Movies

Sundance: Ellen Page Returns

There aren’t many actresses who can make the petite Sarah Jessica Parker look big, but tiny Canadian dynamo Ellen Page does in “Smart People,” a dysfuctional family comedy not dissimilar to SJP’s “The Family Stone” that Miramax is planning to release in April, not withstanding that much of it takes place over the Christmas holidays. Page, who electrified Sundance two years ago in “Hard Candy” and will of course receive an Oscar nomination tomorrow for “Juno,” also blows Parker, the female lead in “Smart People,” off the screen. Parker is less than totally convincing as an emergency room doctor who has an off-and-on romance with her former lit professor Dennis Quaid, who is even less convincing as a faculty member at Carnegie-Mellon. But the film is still quite watchable for Page as Quaid’s whip-smart, embittered, wisecracking daughter, a high school student who develops an inappropriate crush on Quaid’s ne’er-do-well adopted brother, hilariously played by Thomas Haden Church.
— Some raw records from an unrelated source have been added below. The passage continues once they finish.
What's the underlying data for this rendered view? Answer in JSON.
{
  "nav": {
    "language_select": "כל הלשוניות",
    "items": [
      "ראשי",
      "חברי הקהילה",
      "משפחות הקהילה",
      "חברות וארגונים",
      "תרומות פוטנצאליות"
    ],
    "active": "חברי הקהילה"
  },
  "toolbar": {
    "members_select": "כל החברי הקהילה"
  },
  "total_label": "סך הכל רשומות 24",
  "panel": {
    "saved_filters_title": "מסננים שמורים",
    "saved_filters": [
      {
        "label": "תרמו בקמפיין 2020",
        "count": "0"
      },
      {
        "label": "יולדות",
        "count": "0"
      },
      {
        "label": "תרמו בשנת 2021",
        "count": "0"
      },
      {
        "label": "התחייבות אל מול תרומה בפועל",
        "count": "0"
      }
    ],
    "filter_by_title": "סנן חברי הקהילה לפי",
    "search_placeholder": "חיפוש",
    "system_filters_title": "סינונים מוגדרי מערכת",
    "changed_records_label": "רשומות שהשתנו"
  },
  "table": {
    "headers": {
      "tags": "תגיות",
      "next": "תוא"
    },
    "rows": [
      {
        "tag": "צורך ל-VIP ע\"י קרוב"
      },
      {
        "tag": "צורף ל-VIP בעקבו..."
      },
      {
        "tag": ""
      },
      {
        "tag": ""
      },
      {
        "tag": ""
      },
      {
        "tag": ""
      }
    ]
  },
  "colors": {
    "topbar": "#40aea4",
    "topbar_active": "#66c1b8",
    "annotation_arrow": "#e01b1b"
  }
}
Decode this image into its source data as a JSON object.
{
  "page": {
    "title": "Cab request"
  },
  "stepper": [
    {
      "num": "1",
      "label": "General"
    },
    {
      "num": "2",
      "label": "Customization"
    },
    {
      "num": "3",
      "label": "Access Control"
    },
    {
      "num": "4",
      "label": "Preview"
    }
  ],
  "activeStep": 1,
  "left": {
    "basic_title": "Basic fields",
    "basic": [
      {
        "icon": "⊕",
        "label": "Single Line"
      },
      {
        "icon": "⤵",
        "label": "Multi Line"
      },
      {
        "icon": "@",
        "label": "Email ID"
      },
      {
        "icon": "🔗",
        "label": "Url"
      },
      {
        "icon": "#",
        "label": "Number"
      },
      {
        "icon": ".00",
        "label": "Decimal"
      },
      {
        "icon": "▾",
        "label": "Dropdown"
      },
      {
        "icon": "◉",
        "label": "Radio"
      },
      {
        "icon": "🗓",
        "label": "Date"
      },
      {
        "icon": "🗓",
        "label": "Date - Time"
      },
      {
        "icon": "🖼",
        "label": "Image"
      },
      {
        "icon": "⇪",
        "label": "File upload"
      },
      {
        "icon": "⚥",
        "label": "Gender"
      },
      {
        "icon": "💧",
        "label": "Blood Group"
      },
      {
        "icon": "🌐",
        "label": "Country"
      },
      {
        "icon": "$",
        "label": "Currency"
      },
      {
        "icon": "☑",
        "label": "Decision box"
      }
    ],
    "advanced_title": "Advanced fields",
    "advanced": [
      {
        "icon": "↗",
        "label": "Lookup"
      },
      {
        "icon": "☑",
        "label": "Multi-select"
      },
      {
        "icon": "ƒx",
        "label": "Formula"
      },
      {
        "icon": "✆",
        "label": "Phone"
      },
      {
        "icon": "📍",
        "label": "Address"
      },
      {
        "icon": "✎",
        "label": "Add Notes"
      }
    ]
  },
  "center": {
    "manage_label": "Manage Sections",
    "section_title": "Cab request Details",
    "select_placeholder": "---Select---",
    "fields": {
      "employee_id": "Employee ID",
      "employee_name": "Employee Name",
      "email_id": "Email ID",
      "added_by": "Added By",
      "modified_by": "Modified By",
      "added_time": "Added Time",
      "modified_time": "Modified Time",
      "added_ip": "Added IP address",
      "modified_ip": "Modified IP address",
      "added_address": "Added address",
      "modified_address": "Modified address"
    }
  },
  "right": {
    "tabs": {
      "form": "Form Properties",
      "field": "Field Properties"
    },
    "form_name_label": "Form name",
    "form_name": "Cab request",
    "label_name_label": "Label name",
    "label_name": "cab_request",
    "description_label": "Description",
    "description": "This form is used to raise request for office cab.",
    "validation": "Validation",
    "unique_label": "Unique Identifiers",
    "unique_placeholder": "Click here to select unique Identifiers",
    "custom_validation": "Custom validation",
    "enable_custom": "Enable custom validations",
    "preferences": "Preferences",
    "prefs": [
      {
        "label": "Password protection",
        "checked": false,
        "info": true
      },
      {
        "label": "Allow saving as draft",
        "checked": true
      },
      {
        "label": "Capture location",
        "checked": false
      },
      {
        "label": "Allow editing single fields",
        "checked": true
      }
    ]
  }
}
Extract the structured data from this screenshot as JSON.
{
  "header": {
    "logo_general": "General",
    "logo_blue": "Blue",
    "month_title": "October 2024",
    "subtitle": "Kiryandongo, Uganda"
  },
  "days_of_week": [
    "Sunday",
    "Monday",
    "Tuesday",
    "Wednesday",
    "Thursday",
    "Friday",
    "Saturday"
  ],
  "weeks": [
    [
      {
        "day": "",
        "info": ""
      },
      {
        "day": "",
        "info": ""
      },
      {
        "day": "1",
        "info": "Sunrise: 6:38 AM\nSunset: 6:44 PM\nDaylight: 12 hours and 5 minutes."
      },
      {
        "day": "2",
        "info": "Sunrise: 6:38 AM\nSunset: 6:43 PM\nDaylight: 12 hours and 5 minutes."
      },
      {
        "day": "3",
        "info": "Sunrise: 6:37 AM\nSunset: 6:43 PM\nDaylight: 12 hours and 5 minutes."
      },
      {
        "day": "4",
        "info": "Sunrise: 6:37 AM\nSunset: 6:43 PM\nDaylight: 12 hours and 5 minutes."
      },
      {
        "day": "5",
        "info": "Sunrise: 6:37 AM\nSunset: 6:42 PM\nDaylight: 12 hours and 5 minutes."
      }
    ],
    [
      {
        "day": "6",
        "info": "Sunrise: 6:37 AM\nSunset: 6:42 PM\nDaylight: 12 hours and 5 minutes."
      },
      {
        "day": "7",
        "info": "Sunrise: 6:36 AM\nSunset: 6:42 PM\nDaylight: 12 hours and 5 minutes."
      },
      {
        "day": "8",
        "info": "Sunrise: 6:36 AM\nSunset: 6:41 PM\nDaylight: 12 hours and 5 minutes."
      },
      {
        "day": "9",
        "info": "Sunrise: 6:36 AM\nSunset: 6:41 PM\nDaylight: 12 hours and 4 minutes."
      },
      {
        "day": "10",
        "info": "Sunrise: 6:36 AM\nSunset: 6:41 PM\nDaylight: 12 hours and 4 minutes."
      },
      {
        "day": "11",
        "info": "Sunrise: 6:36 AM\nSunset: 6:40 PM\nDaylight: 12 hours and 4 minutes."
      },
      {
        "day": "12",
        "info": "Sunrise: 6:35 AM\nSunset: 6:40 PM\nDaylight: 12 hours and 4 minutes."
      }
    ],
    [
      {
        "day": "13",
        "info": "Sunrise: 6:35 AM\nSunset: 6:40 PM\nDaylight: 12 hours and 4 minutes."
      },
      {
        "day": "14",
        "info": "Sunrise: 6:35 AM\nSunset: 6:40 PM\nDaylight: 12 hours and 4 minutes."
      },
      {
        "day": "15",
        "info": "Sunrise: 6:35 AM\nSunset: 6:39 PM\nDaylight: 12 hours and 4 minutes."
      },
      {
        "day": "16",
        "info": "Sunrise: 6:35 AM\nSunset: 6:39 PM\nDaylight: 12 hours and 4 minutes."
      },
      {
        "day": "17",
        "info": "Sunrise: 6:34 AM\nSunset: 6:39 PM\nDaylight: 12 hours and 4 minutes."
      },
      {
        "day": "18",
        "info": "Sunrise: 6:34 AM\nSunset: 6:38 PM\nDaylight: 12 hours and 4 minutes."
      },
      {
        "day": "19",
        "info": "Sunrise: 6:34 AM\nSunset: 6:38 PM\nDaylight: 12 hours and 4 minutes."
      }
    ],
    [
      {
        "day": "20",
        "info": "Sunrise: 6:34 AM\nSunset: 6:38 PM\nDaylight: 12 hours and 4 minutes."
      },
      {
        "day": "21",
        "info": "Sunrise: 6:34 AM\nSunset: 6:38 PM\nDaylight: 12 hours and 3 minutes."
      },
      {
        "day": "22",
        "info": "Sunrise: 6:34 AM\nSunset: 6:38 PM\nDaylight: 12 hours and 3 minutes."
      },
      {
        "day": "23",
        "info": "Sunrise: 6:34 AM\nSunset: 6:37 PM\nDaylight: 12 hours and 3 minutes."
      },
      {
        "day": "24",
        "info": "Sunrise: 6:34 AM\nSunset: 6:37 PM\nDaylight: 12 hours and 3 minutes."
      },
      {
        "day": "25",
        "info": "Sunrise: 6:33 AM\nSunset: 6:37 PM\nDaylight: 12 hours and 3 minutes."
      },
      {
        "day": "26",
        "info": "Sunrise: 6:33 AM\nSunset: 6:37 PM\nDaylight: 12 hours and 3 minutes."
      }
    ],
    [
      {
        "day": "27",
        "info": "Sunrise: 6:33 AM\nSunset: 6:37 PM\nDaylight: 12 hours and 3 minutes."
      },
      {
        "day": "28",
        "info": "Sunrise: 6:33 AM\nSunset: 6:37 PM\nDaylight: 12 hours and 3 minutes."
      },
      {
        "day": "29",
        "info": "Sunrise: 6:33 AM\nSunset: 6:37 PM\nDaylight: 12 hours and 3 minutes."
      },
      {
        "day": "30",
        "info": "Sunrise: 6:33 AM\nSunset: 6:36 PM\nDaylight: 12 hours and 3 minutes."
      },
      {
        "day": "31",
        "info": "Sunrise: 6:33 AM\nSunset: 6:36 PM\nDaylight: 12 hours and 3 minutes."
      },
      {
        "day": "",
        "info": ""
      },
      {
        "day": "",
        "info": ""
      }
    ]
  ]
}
Page was off filming, but Parker was at the screening with hubby Matthew Broderick, whose “Diminished Capacity” has it world premiere today. Broderick looked much slimmed down from the last time I saw him. This was my fourth screening of the day. I knew 10 minutes into “Pretty Bird,” the self-indulgent directorial debut of actor Paul Schneider, that it wasn’t going to work for me despite the presence of Paul Giamatti as the inventor of a rocket belt who develops a conflict with an entrepeneur (Billy Crudup, incredibly annoying). I stuck it out for an hour; there were plenty of walkouts, including the L.A. Times’ Kenneth Turan, who was on the shuttle back to the hotel with me.